La passion amoureuse est-elle exclusivement néfaste dans Phèdre de Racine ? 

I. Une force positive malgré tout

A. Permettre le spectacle théâtral

Si, comme on l'a dit en introduction, toutes les pièces de Racine usent de la passion amoureuse à un niveau ou un autre, il ne s'agit pas seulement pour le dramaturge d'en dévoiler les conséquences néfastes : l'amour est d'abord et avant tout un moteur de l'action dramatique ; dans Phèdre, c'est la chaîne amoureuse passant de Thésée à Phèdre, de Phèdre à Hippolyte, et de ce dernier à Aricie et d'Aricie à Œnone, qui va provoquer toutes les péripéties ainsi que l'issue tragique de la pièce. Pas de spectacle sans passion.

B. Purger et moraliser le public : catharsis et christianisme

La représentation de passions destructrices comme l'amour accomplit la théorie énoncée par Platon de la catharsis, reprise à son compte par le théâtre du XVIIe siècle : en donnant à voir les effets néfastes et les conséquences funestes des passions, le spectateur sera purgé de celles-ci et apprendra des erreurs des personnages : si la passion amoureuse est particulièrement nuisible dans le cadre fictif de la scène de théâtre, elle délivre le public de ses mauvaises pulsions et lui offre un discours moral, qui garantira qu'il agira par la suite en bon citoyen ou en bon chrétien qui fuira ce sentiment destructeur. 

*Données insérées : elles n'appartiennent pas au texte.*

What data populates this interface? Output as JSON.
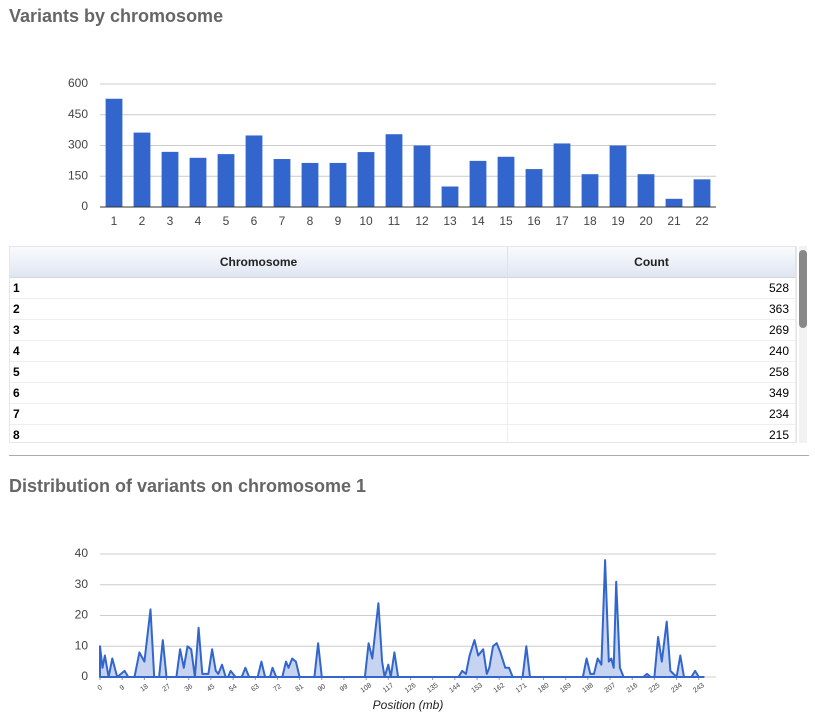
{
  "chart_data": [
    {
      "type": "bar",
      "title": "Variants by chromosome",
      "categories": [
        "1",
        "2",
        "3",
        "4",
        "5",
        "6",
        "7",
        "8",
        "9",
        "10",
        "11",
        "12",
        "13",
        "14",
        "15",
        "16",
        "17",
        "18",
        "19",
        "20",
        "21",
        "22"
      ],
      "values": [
        528,
        363,
        269,
        240,
        258,
        349,
        234,
        215,
        215,
        268,
        355,
        300,
        100,
        225,
        245,
        185,
        310,
        160,
        300,
        160,
        40,
        135
      ],
      "color": "#3366cc",
      "ylim": [
        0,
        600
      ],
      "yticks": [
        0,
        150,
        300,
        450,
        600
      ],
      "grid": true
    },
    {
      "type": "area",
      "title": "Distribution of variants on chromosome 1",
      "x_label": "Position (mb)",
      "x": [
        0,
        1,
        2,
        3.5,
        5,
        7,
        10,
        11.5,
        14,
        16,
        18,
        20.5,
        22,
        24,
        25.5,
        27,
        31,
        32.5,
        34,
        35.5,
        37,
        38.5,
        40,
        41.5,
        44,
        45.5,
        47,
        48,
        49.5,
        51,
        52,
        53,
        55,
        57.5,
        59,
        60.5,
        64,
        65.5,
        67,
        69,
        70,
        71.5,
        74,
        75.5,
        76.5,
        78,
        79.5,
        81,
        87,
        88.5,
        90,
        107.5,
        109,
        110.5,
        113,
        114.5,
        115.5,
        117,
        118,
        119.5,
        121,
        145.5,
        147,
        148.5,
        150,
        152,
        153.5,
        155.5,
        157,
        158,
        159.5,
        161,
        162.5,
        164.5,
        166,
        167.5,
        171.5,
        173,
        174.5,
        196,
        197.5,
        199,
        200.5,
        202,
        203.5,
        205,
        206.5,
        207.5,
        208.5,
        209.5,
        211,
        212.5,
        220.5,
        222,
        223.5,
        225,
        226.5,
        228,
        230,
        231.5,
        234,
        235.5,
        237,
        240,
        241.5,
        243,
        245
      ],
      "values": [
        10,
        3,
        7,
        0,
        6,
        0,
        2,
        0,
        0,
        8,
        5,
        22,
        0,
        0,
        12,
        0,
        0,
        9,
        3,
        10,
        9,
        0,
        16,
        1,
        1,
        9,
        2,
        1,
        4,
        0,
        0,
        2,
        0,
        0,
        3,
        0,
        0,
        5,
        0,
        0,
        3,
        0,
        0,
        5,
        3,
        6,
        5,
        0,
        0,
        11,
        0,
        0,
        11,
        6,
        24,
        5,
        0,
        4,
        0,
        8,
        0,
        0,
        2,
        1,
        7,
        12,
        7,
        9,
        1,
        3,
        10,
        11,
        8,
        3,
        3,
        0,
        0,
        10,
        0,
        0,
        6,
        1,
        1,
        6,
        4,
        38,
        5,
        6,
        3,
        31,
        3,
        0,
        0,
        1,
        0,
        0,
        13,
        5,
        18,
        2,
        0,
        7,
        0,
        0,
        2,
        0,
        0
      ],
      "color": "#3366cc",
      "fill": "#c6d4f1",
      "xlim": [
        0,
        250
      ],
      "xticks": [
        0,
        9,
        18,
        27,
        36,
        45,
        54,
        63,
        72,
        81,
        90,
        99,
        108,
        117,
        126,
        135,
        144,
        153,
        162,
        171,
        180,
        189,
        198,
        207,
        216,
        225,
        234,
        243
      ],
      "ylim": [
        0,
        40
      ],
      "yticks": [
        0,
        10,
        20,
        30,
        40
      ],
      "grid": true
    }
  ],
  "table": {
    "columns": [
      "Chromosome",
      "Count"
    ],
    "rows": [
      [
        1,
        528
      ],
      [
        2,
        363
      ],
      [
        3,
        269
      ],
      [
        4,
        240
      ],
      [
        5,
        258
      ],
      [
        6,
        349
      ],
      [
        7,
        234
      ],
      [
        8,
        215
      ]
    ]
  }
}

C. Des personnages passionnés donc passionnants

Le philosophe Henri-Frédéric Amiel a pu dire de la passion que, sans elle, « l'homme n'est qu'une force latente, qu'une possibilité ». On pourrait en dire autant du personnage de théâtre. Au fond, la passion est ce qui va humaniser un personnage, lui donner une vérité. Phèdre est exemplaire en tant que personnage théâtral justement parce qu'elle est imparfaite, changeante, jalouse, égoïste, dangereuse : en un mot, amoureuse. Hippolyte est également un personnage intéressant parce qu'il nourrit une passion pour les chevaux. Si la catharsis évoquée au-dessus fonctionne, c'est parce que Phèdre nous émeut dans son imperfection et donc son humanité, parce qu'elle provoque chez le spectateur des sentiments ambivalents : haine et pitié. C'est aussi la passion amoureuse qui confère au personnage de Phèdre la force et la poésie de sa langue, produisant des vers parmi les plus emblématiques du théâtre français : « Ce n'est plus une ardeur, dans mes veines cachée / C'est Vénus tout entière à sa proie attachée », dit ainsi Œnone dans l'acte I. 

D. L'amour au service de la politique

Les rivalités politiques ont un impact sur le cours de la pièce : Aricie est en effet interdite d'aimer parce que ses descendants pourraient revendiquer le trône d'Athènes ; Hippolyte rechigne à se disculper auprès de son père en invoquant l'amour qu'il porte à Aricie, car il ne veut pas montrer qu'il a désobéi à son père en aimant celle-ci. 

II. Une force irrationnelle

A. Un sentiment qui surgit sans raison

L'amour paraît éclore de façon arbitraire ; rien ne justifie que Phèdre tombe sous le charme d'Hippolyte, sinon sa grande beauté ; il n'accomplit pas d'actions héroïques, nulle complicité intellectuelle : un regard suffit dans Phèdre : « je le vis, je rougis, je pâlis à sa vue » ; rien ne saurait expliquer ou justifier que Phèdre tombe subitement amoureuse de son beau-fils dans l'histoire de la pièce.

B. Une passion des corps plus que de la raison

La passion amoureuse se manifeste non dans la raison et l'intellect, mais par des signes corporels divers : ainsi la Phèdre de Racine parle-t-elle des différents symptômes qui la minent : « je le vis, je rougis, je pâlis à sa vue » ou bien encore « je sentis tout mon corps et transir et brûler » ; la raison semble ainsi niée au détriment du désir et de l'organique, de la pulsion érotique. Racine veut faire de sa pièce une exaltation des corps et des pulsions sexuelles.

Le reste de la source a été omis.